Feel free to join Cadence Workflow slack channel if you have specific questions.
I think you should able to. Consider regular Kafka flow. You have some consumer groups subscribed to the topic. Producer doesn't send message to specific partition until you specify.
Now think about the scenario that you produce some message based on your algorithm to the specific partitions.
Message received from A
some kind of algorithm like hashcode generated always 0 for A
Message send to Partition 0
Consumer 1 connected to Partiton 0
Only Consumer 1 gets the message coming from A

Using a Kafka consumer in order for a message to be consumed by exactly once semantics

I am new to Kafka and I am seeking guidance on how to use Kafka in order to implement the following message pattern:
First, I want the message to be asynchronous and furthermore it needs to be "consumed" i.e. a single consumer should consume it and other consumers won't be able to consume it thereafter.
A use case of this message pattern is when you have multiple instances of a "delivery service" and you want only one of these instances to consume the message (this assumes one cannot leverage idempotency for some reason).
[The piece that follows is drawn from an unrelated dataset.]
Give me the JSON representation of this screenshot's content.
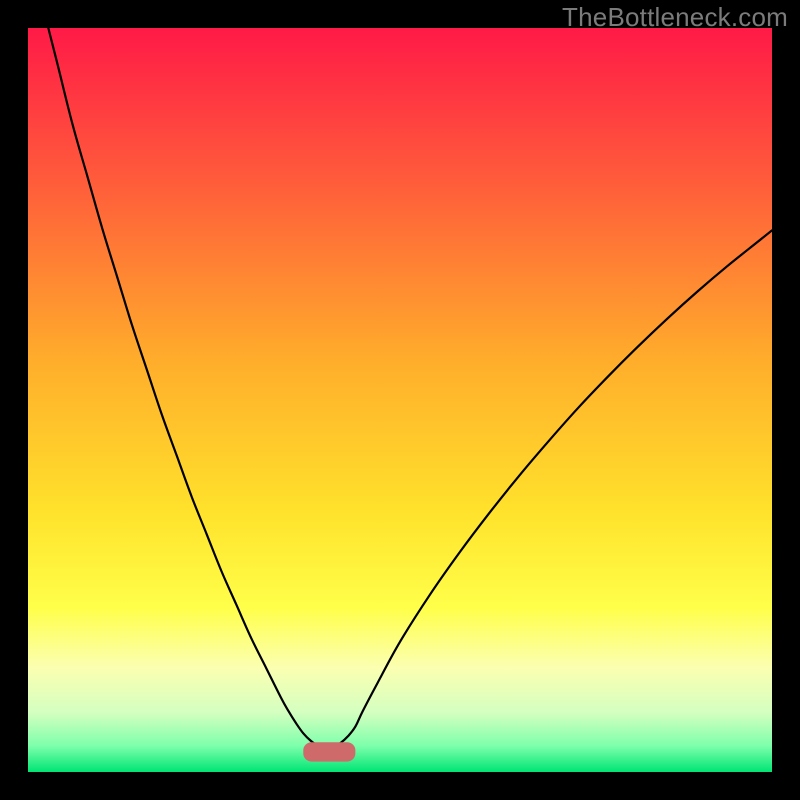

Can someone please advise how to configure the Kafka Consumer in order to achieve the above?
I think you're essentially looking to use Kafka as a traditional message queue (e.g. Rabbit MQ) where in the message gets removed after consumption. There has been quite a lot of debate on this. As it is always the case, there are merits and demerits on both sides of the fence.
The answers on this post are more or less against the idea ...
However...
This article talks about an approach on how you could possibly try and make it work. The messages won't really be deleted but the approach is quite similar. It is a fairly comprehensive post that covers the overhead and the optimisations that you could explore to make it more efficient.
I hope this helps!
Great question and its something a lot of us struggle with when deploying and using Kafka. In fact, there are a number of times where a project I was working on tried to use Kafka for the use case you described with very little success.
In a nutshell, there are a few Message Exchange Patterns that you come across when dealing with messaging:
Request->Reply
Publish/Subscribe
Queuing (which is what you are trying to do)
Without digging too deep into why, Kafka was really built simply for Publish/Subscribe. There are other products that implement the other features separately and one that actually does all three.
So a question I have for you is would you be open to using something other than Kafka for this project?
You may use spring kafka to do this. Spring Kafka takes care of lot of configurations and boiler plate code. Check example here https://www.baeldung.com/spring-kafka. This should get your started.
Also, you may need to read on how Kafka actually works. The messages that you publish to the Topics in Kafka are natively asynchronous. Your producers don't worry about who consumes it or what happens to the messages once published.
Then consumers in your delivery services should subscribe to the topics. If you want your delivery services to consume a message only once, then the consumers for your delivery services should be in the same group (same group id). Kafka takes care of making sure that the message that was consumed by one of the Consumers (in a same group) won't be available to other Consumers.
The default message retention period is seven days which is configurable in Kafka.